Sessions tells prosecutors death penalty on the table in drug cases
By Laura Jarrett, CNN
(CNN) -- Attorney General Jeff Sessions sent federal prosecutors a reminder Wednesday that they have the power to seek America's most serious punishment for certain drug crimes: the death penalty.
"Congress has passed several statutes that provide the Department with the ability to seek capital punishment for certain drug-related crimes," Sessions said in a statement. "I strongly encourage federal prosecutors to use these statutes, when appropriate, to aid in our continuing fight against drug trafficking and the destruction it causes in our nation."
Sessions' blunt message comes as the Trump administration touts efforts to fight the nation's opioid epidemic and drug-related crimes.
On Monday in New Hampshire, President Donald Trump said, "if we don't get tough on the drug dealers, we are wasting our time."
Trump went on to say the punishment would be used against the "big pushers, the ones who are really killing people," but seeking the death penalty for those dealing drugs when no one is killed could set up legal challenges.
"The Supreme Court has consistently refused to sanction the use of the death penalty in crimes other than homicide.
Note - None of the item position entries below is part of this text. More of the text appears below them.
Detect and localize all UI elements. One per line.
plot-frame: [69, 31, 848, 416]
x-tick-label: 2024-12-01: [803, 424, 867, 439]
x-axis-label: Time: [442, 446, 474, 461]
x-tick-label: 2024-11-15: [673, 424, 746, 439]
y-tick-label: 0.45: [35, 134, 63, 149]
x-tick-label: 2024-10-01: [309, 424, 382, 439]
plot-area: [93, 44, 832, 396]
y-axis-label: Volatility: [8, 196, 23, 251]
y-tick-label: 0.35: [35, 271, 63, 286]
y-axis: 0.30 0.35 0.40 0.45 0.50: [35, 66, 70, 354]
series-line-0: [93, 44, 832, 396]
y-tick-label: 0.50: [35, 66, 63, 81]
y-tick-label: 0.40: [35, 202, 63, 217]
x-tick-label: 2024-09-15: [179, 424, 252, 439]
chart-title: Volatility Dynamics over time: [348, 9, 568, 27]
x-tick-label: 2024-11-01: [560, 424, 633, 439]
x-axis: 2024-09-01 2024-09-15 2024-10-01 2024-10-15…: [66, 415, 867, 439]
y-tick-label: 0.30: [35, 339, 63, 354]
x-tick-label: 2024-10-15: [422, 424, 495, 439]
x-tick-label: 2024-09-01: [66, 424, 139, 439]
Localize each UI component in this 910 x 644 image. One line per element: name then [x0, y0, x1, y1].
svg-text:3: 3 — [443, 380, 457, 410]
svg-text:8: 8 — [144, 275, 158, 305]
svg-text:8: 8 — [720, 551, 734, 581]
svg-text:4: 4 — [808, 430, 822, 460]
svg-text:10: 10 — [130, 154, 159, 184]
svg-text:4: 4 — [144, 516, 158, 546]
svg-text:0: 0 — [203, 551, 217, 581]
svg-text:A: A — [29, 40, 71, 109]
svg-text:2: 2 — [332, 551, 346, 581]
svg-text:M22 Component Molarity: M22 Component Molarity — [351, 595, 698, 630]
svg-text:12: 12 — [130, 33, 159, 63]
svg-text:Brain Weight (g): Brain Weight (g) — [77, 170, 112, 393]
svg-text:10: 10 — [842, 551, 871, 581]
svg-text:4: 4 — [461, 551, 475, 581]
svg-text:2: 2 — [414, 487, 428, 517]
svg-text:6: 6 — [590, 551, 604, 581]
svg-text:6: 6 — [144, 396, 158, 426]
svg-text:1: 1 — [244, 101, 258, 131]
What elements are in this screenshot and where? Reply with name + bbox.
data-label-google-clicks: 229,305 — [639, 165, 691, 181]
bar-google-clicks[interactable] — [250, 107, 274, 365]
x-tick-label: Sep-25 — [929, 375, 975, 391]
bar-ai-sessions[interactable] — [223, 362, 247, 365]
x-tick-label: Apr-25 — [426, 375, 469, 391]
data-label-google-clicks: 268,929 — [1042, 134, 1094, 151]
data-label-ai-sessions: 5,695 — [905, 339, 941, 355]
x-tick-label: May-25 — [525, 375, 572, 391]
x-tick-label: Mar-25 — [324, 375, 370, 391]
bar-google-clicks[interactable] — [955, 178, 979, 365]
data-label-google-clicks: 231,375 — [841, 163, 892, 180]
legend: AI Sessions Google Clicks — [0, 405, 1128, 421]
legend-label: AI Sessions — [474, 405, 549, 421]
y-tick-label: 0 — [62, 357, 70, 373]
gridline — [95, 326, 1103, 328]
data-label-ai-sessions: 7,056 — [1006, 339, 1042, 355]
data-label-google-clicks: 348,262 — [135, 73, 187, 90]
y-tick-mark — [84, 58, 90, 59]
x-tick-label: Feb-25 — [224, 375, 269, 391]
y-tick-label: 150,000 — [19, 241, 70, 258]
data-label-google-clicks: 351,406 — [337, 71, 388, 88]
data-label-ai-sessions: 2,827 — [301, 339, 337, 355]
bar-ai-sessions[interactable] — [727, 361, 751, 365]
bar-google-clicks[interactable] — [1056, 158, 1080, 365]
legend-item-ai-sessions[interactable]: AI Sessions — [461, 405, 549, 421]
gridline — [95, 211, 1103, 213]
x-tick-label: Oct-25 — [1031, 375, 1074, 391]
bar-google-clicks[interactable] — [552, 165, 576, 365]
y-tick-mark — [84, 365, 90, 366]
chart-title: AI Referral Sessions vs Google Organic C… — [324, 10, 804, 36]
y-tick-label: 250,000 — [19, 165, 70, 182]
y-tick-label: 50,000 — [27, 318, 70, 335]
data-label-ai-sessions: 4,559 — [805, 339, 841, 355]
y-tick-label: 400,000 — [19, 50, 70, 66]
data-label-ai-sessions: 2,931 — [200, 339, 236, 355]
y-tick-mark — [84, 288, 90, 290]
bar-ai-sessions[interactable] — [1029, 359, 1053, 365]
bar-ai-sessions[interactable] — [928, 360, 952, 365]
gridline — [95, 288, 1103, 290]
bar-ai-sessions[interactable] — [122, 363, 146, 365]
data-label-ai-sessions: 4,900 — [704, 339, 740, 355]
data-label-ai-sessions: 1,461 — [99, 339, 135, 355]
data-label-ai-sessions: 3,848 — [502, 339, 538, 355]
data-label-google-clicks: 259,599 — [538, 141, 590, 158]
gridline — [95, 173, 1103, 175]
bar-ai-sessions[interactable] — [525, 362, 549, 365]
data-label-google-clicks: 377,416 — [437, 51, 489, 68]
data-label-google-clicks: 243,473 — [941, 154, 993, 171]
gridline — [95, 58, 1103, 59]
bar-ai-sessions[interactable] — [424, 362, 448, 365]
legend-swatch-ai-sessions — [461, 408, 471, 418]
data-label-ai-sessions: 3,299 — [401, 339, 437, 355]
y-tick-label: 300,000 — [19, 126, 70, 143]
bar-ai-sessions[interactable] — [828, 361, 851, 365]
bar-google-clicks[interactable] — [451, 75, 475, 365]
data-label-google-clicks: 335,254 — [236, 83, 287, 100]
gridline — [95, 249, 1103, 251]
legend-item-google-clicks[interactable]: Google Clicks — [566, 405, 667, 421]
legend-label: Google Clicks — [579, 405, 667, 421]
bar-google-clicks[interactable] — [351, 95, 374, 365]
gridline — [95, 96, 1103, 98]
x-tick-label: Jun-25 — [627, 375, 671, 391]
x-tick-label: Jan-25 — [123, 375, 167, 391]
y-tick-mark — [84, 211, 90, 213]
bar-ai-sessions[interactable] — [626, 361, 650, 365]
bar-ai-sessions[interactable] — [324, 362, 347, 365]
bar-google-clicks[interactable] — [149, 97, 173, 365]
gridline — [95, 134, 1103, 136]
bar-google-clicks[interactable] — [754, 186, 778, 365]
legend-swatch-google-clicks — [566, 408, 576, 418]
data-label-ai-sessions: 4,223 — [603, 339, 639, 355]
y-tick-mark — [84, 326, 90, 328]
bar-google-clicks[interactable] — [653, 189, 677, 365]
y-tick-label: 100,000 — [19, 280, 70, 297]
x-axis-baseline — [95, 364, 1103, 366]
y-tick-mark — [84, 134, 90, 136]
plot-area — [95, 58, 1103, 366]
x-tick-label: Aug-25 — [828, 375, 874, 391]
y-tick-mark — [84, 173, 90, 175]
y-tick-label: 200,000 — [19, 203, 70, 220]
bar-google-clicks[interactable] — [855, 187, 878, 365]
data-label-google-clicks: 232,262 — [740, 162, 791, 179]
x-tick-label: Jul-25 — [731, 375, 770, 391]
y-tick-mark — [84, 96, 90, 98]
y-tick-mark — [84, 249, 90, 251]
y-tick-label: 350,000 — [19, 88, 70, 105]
That makes another signature Trump policy headed for legal trouble," said Ames Grawert, senior counsel in the Justice Program at the Brennan Center.
In 2008, the court decided that imposing the death penalty on someone who raped, but did not kill, a child was unconstitutional. But the justices left open which other "non-homicide" offenses against the state, if any, may be punished by death.
Under current federal law, prosecutors have the ability to seek capital punishment for certain drug-related crimes, including dealing in extremely large quantities of drugs under what is known as the "Kingpin Statute" -- however, it has never been used to seek the death penalty before, according to a Justice official.
Sessions has recently sought to make clear he sees a direct link between drug dealing and violence.
"Drug trafficking is an inherently violent and deadly business: if you want to collect a drug debt, you collect it with the barrel of a gun," Sessions said Monday. "As surely as night follows day, violence and death follow drug trafficking, and murder is often a tool of drug traffickers."